O que está acontecendo
A história de Anthony Hopkins pega o público pelo colarinho porque o faz pensar que ele mesmo, o público, tem a doença.
O ponto fora da curva de 'Meu Pai' (2020, Netflix) é o roteiro criativo, ousado, escrito por Florian Zeller (que também dirige o filme e é o autor da peça de teatro em que foi baseado o filme) e Christopher Hampton. A história de Anthony (Anthony Hopkins, ganhador do Oscar de melhor ator por este trabalho), que começa a ter sintomas de Alzheimer, pega o público pelo colarinho porque o faz pensar que ele mesmo, o público, tem a doença.

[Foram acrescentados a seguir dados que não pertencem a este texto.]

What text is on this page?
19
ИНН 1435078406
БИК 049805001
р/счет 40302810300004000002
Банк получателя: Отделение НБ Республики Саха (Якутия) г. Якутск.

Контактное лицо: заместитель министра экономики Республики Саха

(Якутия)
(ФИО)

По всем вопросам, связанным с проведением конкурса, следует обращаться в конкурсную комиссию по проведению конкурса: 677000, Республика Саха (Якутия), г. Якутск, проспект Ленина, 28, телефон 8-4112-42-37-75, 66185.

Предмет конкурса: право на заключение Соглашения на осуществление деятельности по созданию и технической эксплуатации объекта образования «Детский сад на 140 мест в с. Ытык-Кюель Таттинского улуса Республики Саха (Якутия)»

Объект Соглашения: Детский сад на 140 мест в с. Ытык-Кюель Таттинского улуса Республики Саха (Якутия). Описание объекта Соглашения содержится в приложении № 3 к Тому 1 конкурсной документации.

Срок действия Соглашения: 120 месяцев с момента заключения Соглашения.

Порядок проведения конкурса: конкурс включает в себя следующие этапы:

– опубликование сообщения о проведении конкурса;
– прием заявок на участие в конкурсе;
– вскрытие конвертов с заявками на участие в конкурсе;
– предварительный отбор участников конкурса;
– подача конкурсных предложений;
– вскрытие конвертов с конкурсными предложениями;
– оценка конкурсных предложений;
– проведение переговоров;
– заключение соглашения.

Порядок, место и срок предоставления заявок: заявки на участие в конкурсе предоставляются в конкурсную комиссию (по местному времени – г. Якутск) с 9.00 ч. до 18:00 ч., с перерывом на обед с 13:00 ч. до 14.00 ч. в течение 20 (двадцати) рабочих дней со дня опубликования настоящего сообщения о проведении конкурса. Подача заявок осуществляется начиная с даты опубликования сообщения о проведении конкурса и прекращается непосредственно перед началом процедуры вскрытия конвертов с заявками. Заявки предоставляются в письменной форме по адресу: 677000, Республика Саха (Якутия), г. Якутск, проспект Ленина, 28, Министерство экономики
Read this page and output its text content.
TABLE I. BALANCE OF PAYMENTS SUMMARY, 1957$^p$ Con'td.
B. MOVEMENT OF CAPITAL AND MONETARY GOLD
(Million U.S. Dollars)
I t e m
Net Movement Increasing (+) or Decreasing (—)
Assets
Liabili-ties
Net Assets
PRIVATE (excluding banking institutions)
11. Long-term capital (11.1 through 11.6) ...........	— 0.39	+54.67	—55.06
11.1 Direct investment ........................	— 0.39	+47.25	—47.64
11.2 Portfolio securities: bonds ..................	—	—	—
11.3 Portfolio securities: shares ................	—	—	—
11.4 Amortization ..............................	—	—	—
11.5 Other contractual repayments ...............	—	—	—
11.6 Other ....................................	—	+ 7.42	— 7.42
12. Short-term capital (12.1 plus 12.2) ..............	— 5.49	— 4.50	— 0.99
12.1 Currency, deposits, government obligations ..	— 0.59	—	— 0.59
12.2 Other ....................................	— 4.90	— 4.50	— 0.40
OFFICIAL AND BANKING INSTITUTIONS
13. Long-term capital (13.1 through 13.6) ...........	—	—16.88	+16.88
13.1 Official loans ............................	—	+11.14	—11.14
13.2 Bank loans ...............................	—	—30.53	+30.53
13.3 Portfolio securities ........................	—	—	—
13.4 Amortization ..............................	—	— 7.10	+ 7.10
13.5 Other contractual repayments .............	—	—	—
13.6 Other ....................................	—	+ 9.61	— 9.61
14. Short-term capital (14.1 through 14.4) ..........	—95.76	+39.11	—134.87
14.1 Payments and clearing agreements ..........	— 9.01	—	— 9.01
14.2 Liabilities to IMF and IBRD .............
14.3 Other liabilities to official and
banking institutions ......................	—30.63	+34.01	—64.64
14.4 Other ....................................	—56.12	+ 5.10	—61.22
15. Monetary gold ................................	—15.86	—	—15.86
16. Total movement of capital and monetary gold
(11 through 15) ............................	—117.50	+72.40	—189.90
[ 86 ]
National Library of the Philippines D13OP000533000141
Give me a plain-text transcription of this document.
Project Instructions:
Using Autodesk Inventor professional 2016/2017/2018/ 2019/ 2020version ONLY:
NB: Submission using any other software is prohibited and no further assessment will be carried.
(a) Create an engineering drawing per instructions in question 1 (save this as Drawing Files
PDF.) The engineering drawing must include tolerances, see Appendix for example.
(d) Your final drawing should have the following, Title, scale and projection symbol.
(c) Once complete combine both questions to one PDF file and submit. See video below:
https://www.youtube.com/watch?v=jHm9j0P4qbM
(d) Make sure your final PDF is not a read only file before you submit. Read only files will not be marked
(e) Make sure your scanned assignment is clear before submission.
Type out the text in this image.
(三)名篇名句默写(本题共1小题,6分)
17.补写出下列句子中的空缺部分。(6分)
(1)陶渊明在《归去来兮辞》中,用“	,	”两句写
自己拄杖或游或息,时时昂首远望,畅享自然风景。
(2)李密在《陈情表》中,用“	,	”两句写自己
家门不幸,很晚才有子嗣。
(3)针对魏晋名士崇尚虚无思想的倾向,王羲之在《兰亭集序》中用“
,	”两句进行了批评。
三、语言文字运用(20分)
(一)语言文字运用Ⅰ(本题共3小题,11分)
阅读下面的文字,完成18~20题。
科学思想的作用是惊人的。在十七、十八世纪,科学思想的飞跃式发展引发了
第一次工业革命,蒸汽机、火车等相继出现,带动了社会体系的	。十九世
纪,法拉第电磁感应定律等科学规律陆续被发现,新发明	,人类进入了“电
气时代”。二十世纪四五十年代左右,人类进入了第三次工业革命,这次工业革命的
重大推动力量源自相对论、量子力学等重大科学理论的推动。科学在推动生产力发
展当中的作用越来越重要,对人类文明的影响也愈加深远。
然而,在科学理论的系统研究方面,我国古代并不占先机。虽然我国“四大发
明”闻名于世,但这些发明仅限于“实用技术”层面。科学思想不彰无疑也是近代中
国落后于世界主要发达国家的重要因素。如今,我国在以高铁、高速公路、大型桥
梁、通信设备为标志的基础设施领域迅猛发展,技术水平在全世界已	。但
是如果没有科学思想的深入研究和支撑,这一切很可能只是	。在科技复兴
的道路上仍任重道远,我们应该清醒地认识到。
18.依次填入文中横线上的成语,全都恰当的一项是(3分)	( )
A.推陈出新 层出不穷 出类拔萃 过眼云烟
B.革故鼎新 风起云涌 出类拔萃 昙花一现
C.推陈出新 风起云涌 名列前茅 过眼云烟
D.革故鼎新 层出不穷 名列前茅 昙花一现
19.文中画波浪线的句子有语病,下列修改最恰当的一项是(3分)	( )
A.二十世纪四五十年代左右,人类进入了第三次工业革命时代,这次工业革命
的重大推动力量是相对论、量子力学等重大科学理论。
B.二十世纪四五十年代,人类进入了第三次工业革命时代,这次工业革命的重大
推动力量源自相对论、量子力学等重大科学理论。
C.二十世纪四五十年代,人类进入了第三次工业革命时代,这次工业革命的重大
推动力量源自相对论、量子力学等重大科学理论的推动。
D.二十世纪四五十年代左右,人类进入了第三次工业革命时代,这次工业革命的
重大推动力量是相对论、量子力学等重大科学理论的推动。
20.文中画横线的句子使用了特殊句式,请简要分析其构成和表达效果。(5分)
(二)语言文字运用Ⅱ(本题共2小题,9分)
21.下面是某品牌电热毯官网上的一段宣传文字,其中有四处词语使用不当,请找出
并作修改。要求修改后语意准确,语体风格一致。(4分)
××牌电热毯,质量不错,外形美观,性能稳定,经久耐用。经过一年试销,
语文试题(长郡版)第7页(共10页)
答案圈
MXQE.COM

Há confusões entre personagens, que entram e saem de cena sendo interpretados por atores diferentes, sequências repetidas com estes atores, mudanças de móveis de lugar e de cores e situações que não sabemos se aconteceram mesmo ou se são imaginações de Anthony. O espectador tem a sensação de já ter visto tal momento um pouco antes, ou tenta decifrar se aquela pessoa é ou não a filha do protagonista, por exemplo.
Na trama, o idoso se recusa a receber a ajuda da filha, Anne, que percebe que pai está próximo da demência. Ele mora sozinho num confortável apartamento e ela deseja contratar uma cuidadora para tomar conta dele.
O longa-metragem é econômico no elenco (4 ou 5 atores/personagens), e simples na realização (locações e cenários). Zeller consegue extrair do cast atuações que beiram o realismo, principalmente de Hopkins, que está estupendo. Quando os minutos avançam e começamos a notar o que está verdadeiramente ocorrendo, concluímos que o cineasta passou ao público o protagonismo da história e entrega a ele a 'responsabilidade' sobre o que fazer com Anthony.
A cena final (não contarei, claro) é uma das mais tocantes dos últimos tempos e coloca, ou recoloca (se é quem um dia ele saiu dali), Hopkins como um dos maiores profissionais da história do cinema. 'Meu Pai' também conquistou a estatueta de Roteiro Adaptado – concorreu a atriz coadjuvante (Olivia Colman), direção de arte e edição. Duração: 97 minutos. Cotação: ótimo.